Buttle Lake in Vancouver Island's Strathcona Park — glassy turquoise water reflecting the jagged snow-capped peaks under a deep blue sky

Americas

British Columbia

"I kept thinking I'd seen the most dramatic view, then the road turned."

The first time I drove north from Victoria toward the Comox Valley, I had to pull over three times in the first hour — not for gas, not for coffee, but because the light hitting the Strathcona peaks over Buttle Lake was doing something I didn’t have the vocabulary for. Living in Mexico has recalibrated my sense of beauty toward warm dust and bougainvillea, so stepping into British Columbia in October felt almost violent: cold air off the Georgia Strait, Douglas firs wider than my armspan, and silence of a kind that feels earned. The province doesn’t ease you in.

What caught me off guard was how much the coast and the interior feel like entirely different countries stitched together under the same name. Vancouver is sushi, rain, and glass towers jutting up against the North Shore mountains. The Okanagan, four hours east, is ponderosa pines and Syrah vines and fruit stands selling BC peaches that taste like they were invented specifically to embarrass every other peach on earth. Then there’s the north — the Haida Gwaii archipelago where the forest walks into the Pacific and ancient totem poles stand in the rain without any fence around them, no interpretive panel, no Instagram queue. Just history, wet and present. I ate smoked sockeye at a roadside spot near Port Hardy and felt, briefly, like I understood something about this country that people who only go to Whistler never quite do.

The ferry crossings are their own thing. BC Ferries between the mainland and Vancouver Island are legitimately one of the better ways to arrive anywhere — you watch the Gulf Islands slide past, seals occasionally, bald eagles more often than feels reasonable, and then the mountains of the island rise up and the deck gets very quiet. No one’s on their phone. That says something.
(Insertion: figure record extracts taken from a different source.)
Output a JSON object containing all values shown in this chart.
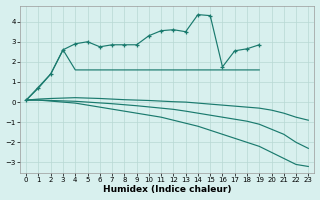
{
  "xlabel": "Humidex (Indice chaleur)",
  "bg_color": "#d8f0ee",
  "grid_color": "#b8d8d4",
  "line_color": "#1a7a6e",
  "ylim": [
    -3.5,
    4.8
  ],
  "yticks": [
    -3,
    -2,
    -1,
    0,
    1,
    2,
    3,
    4
  ],
  "xticks": [
    0,
    1,
    2,
    3,
    4,
    5,
    6,
    7,
    8,
    9,
    10,
    11,
    12,
    13,
    14,
    15,
    16,
    17,
    18,
    19,
    20,
    21,
    22,
    23
  ],
  "series_top_x": [
    0,
    1,
    2,
    3,
    4,
    5,
    6,
    7,
    8,
    9,
    10,
    11,
    12,
    13,
    14,
    15,
    16,
    17,
    18,
    19
  ],
  "series_top_y": [
    0.1,
    0.7,
    1.4,
    2.6,
    2.9,
    3.0,
    2.75,
    2.85,
    2.85,
    2.85,
    3.3,
    3.55,
    3.6,
    3.5,
    4.35,
    4.3,
    1.75,
    2.55,
    2.65,
    2.85
  ],
  "series_cross_x": [
    0,
    2,
    3,
    4,
    5,
    6,
    7,
    8,
    9,
    10,
    11,
    12,
    13,
    14,
    15,
    16,
    17,
    18,
    19
  ],
  "series_cross_y": [
    0.1,
    1.4,
    2.6,
    1.6,
    1.6,
    1.6,
    1.6,
    1.6,
    1.6,
    1.6,
    1.6,
    1.6,
    1.6,
    1.6,
    1.6,
    1.6,
    1.6,
    1.6,
    1.6
  ],
  "series_flat1_x": [
    0,
    1,
    2,
    3,
    4,
    5,
    6,
    7,
    8,
    9,
    10,
    11,
    12,
    13,
    14,
    15,
    16,
    17,
    18,
    19,
    20,
    21,
    22,
    23
  ],
  "series_flat1_y": [
    0.1,
    0.15,
    0.18,
    0.2,
    0.22,
    0.2,
    0.18,
    0.15,
    0.12,
    0.1,
    0.08,
    0.05,
    0.02,
    0.0,
    -0.05,
    -0.1,
    -0.15,
    -0.2,
    -0.25,
    -0.3,
    -0.4,
    -0.55,
    -0.75,
    -0.9
  ],
  "series_flat2_x": [
    0,
    1,
    2,
    3,
    4,
    5,
    6,
    7,
    8,
    9,
    10,
    11,
    12,
    13,
    14,
    15,
    16,
    17,
    18,
    19,
    20,
    21,
    22,
    23
  ],
  "series_flat2_y": [
    0.1,
    0.1,
    0.08,
    0.06,
    0.04,
    0.0,
    -0.04,
    -0.08,
    -0.13,
    -0.18,
    -0.24,
    -0.3,
    -0.36,
    -0.45,
    -0.55,
    -0.65,
    -0.75,
    -0.85,
    -0.95,
    -1.1,
    -1.35,
    -1.6,
    -2.0,
    -2.3
  ],
  "series_down_x": [
    0,
    1,
    2,
    3,
    4,
    5,
    6,
    7,
    8,
    9,
    10,
    11,
    12,
    13,
    14,
    15,
    16,
    17,
    18,
    19,
    20,
    21,
    22,
    23
  ],
  "series_down_y": [
    0.1,
    0.1,
    0.05,
    0.0,
    -0.05,
    -0.15,
    -0.25,
    -0.35,
    -0.45,
    -0.55,
    -0.65,
    -0.75,
    -0.9,
    -1.05,
    -1.2,
    -1.4,
    -1.6,
    -1.8,
    -2.0,
    -2.2,
    -2.5,
    -2.8,
    -3.1,
    -3.2
  ]
}
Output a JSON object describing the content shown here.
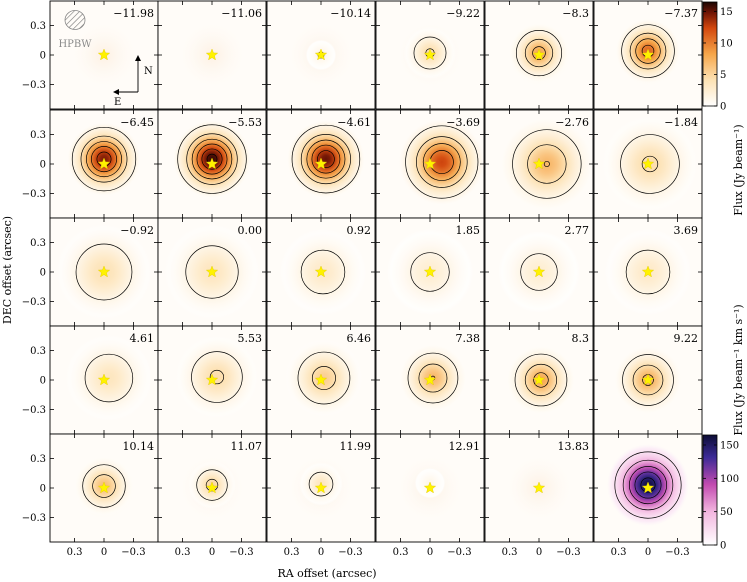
{
  "chart_data": {
    "type": "heatmap",
    "description_type": "channel_maps",
    "xlabel": "RA offset (arcsec)",
    "ylabel": "DEC offset (arcsec)",
    "x_ticks": [
      "0.3",
      "0",
      "−0.3"
    ],
    "y_ticks": [
      "0.3",
      "0",
      "−0.3"
    ],
    "xlim": [
      0.55,
      -0.55
    ],
    "ylim": [
      -0.55,
      0.55
    ],
    "beam_label": "HPBW",
    "compass": {
      "north": "N",
      "east": "E"
    },
    "colorbars": [
      {
        "label": "Flux (Jy beam⁻¹)",
        "ticks": [
          0,
          5,
          10,
          15
        ],
        "range": [
          0,
          16.5
        ],
        "colormap": "orange"
      },
      {
        "label": "Flux (Jy beam⁻¹ km s⁻¹)",
        "ticks": [
          0,
          50,
          100,
          150
        ],
        "range": [
          0,
          165
        ],
        "colormap": "purple"
      }
    ],
    "panels": [
      {
        "velocity": "−11.98",
        "peak": 0.0,
        "features": []
      },
      {
        "velocity": "−11.06",
        "peak": 0.4,
        "features": []
      },
      {
        "velocity": "−10.14",
        "peak": 1.5,
        "features": [
          {
            "x": 0.0,
            "y": 0.0,
            "a": 0.07,
            "peak": 1.5
          }
        ]
      },
      {
        "velocity": "−9.22",
        "peak": 4.5,
        "features": [
          {
            "x": 0.0,
            "y": 0.02,
            "a": 0.12,
            "peak": 4.5
          }
        ]
      },
      {
        "velocity": "−8.3",
        "peak": 8.0,
        "features": [
          {
            "x": 0.0,
            "y": 0.02,
            "a": 0.14,
            "peak": 8.0
          }
        ]
      },
      {
        "velocity": "−7.37",
        "peak": 11.0,
        "features": [
          {
            "x": 0.0,
            "y": 0.04,
            "a": 0.15,
            "peak": 11.0
          }
        ]
      },
      {
        "velocity": "−6.45",
        "peak": 14.5,
        "features": [
          {
            "x": 0.0,
            "y": 0.05,
            "a": 0.17,
            "peak": 14.5
          }
        ]
      },
      {
        "velocity": "−5.53",
        "peak": 16.0,
        "features": [
          {
            "x": 0.0,
            "y": 0.05,
            "a": 0.18,
            "peak": 16.0
          }
        ]
      },
      {
        "velocity": "−4.61",
        "peak": 15.0,
        "features": [
          {
            "x": -0.05,
            "y": 0.05,
            "a": 0.18,
            "peak": 15.0
          }
        ]
      },
      {
        "velocity": "−3.69",
        "peak": 12.5,
        "features": [
          {
            "x": -0.12,
            "y": 0.02,
            "a": 0.2,
            "peak": 12.5
          }
        ]
      },
      {
        "velocity": "−2.76",
        "peak": 7.0,
        "features": [
          {
            "x": -0.08,
            "y": 0.0,
            "a": 0.22,
            "peak": 7.0
          }
        ]
      },
      {
        "velocity": "−1.84",
        "peak": 4.5,
        "features": [
          {
            "x": -0.02,
            "y": 0.0,
            "a": 0.22,
            "peak": 4.5
          }
        ]
      },
      {
        "velocity": "−0.92",
        "peak": 4.0,
        "features": [
          {
            "x": 0.0,
            "y": 0.0,
            "a": 0.22,
            "peak": 4.0
          }
        ]
      },
      {
        "velocity": "0.00",
        "peak": 3.5,
        "features": [
          {
            "x": 0.0,
            "y": 0.0,
            "a": 0.22,
            "peak": 3.5
          }
        ]
      },
      {
        "velocity": "0.92",
        "peak": 3.0,
        "features": [
          {
            "x": -0.02,
            "y": 0.0,
            "a": 0.2,
            "peak": 3.0
          }
        ]
      },
      {
        "velocity": "1.85",
        "peak": 2.5,
        "features": [
          {
            "x": 0.0,
            "y": 0.0,
            "a": 0.2,
            "peak": 2.5
          }
        ]
      },
      {
        "velocity": "2.77",
        "peak": 2.5,
        "features": [
          {
            "x": 0.0,
            "y": 0.0,
            "a": 0.19,
            "peak": 2.5
          }
        ]
      },
      {
        "velocity": "3.69",
        "peak": 3.0,
        "features": [
          {
            "x": 0.0,
            "y": 0.0,
            "a": 0.2,
            "peak": 3.0
          }
        ]
      },
      {
        "velocity": "4.61",
        "peak": 3.5,
        "features": [
          {
            "x": -0.05,
            "y": 0.02,
            "a": 0.2,
            "peak": 3.5
          }
        ]
      },
      {
        "velocity": "5.53",
        "peak": 4.5,
        "features": [
          {
            "x": -0.05,
            "y": 0.03,
            "a": 0.19,
            "peak": 4.5
          }
        ]
      },
      {
        "velocity": "6.46",
        "peak": 5.5,
        "features": [
          {
            "x": -0.03,
            "y": 0.02,
            "a": 0.18,
            "peak": 5.5
          }
        ]
      },
      {
        "velocity": "7.38",
        "peak": 7.0,
        "features": [
          {
            "x": -0.03,
            "y": 0.02,
            "a": 0.16,
            "peak": 7.0
          }
        ]
      },
      {
        "velocity": "8.3",
        "peak": 8.0,
        "features": [
          {
            "x": -0.02,
            "y": 0.0,
            "a": 0.16,
            "peak": 8.0
          }
        ]
      },
      {
        "velocity": "9.22",
        "peak": 7.5,
        "features": [
          {
            "x": 0.0,
            "y": 0.0,
            "a": 0.16,
            "peak": 7.5
          }
        ]
      },
      {
        "velocity": "10.14",
        "peak": 6.5,
        "features": [
          {
            "x": 0.0,
            "y": 0.02,
            "a": 0.14,
            "peak": 6.5
          }
        ]
      },
      {
        "velocity": "11.07",
        "peak": 5.0,
        "features": [
          {
            "x": 0.0,
            "y": 0.03,
            "a": 0.11,
            "peak": 5.0
          }
        ]
      },
      {
        "velocity": "11.99",
        "peak": 3.5,
        "features": [
          {
            "x": 0.0,
            "y": 0.04,
            "a": 0.1,
            "peak": 3.5
          }
        ]
      },
      {
        "velocity": "12.91",
        "peak": 1.2,
        "features": [
          {
            "x": 0.0,
            "y": 0.05,
            "a": 0.07,
            "peak": 1.2
          }
        ]
      },
      {
        "velocity": "13.83",
        "peak": 0.2,
        "features": []
      },
      {
        "velocity": "",
        "peak": 160,
        "features": [
          {
            "x": 0.0,
            "y": 0.03,
            "a": 0.19,
            "peak": 160
          }
        ],
        "moment0": true
      }
    ]
  }
}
When to go: July and August for hiking, kayaking, and the Gulf Islands without rain. Late September into October for the Okanagan harvest, fewer crowds, and the kind of golden-hour light that makes you want to photograph everything. Avoid the ski-only framing of December–March unless Whistler is genuinely your goal — the coast is moody and grey in winter, which has its own appeal but isn’t for everyone.

What most guides get wrong: They treat British Columbia as a greatest-hits checklist — Whistler, Tofino, Vancouver — and miss that the province is best understood by choosing one region and going slow. Two weeks trying to see everything from the Rockies to the rainforest to the wine country means you’ll see it all through a windshield. Pick the islands or the interior or the north, and stay long enough to eat somewhere twice.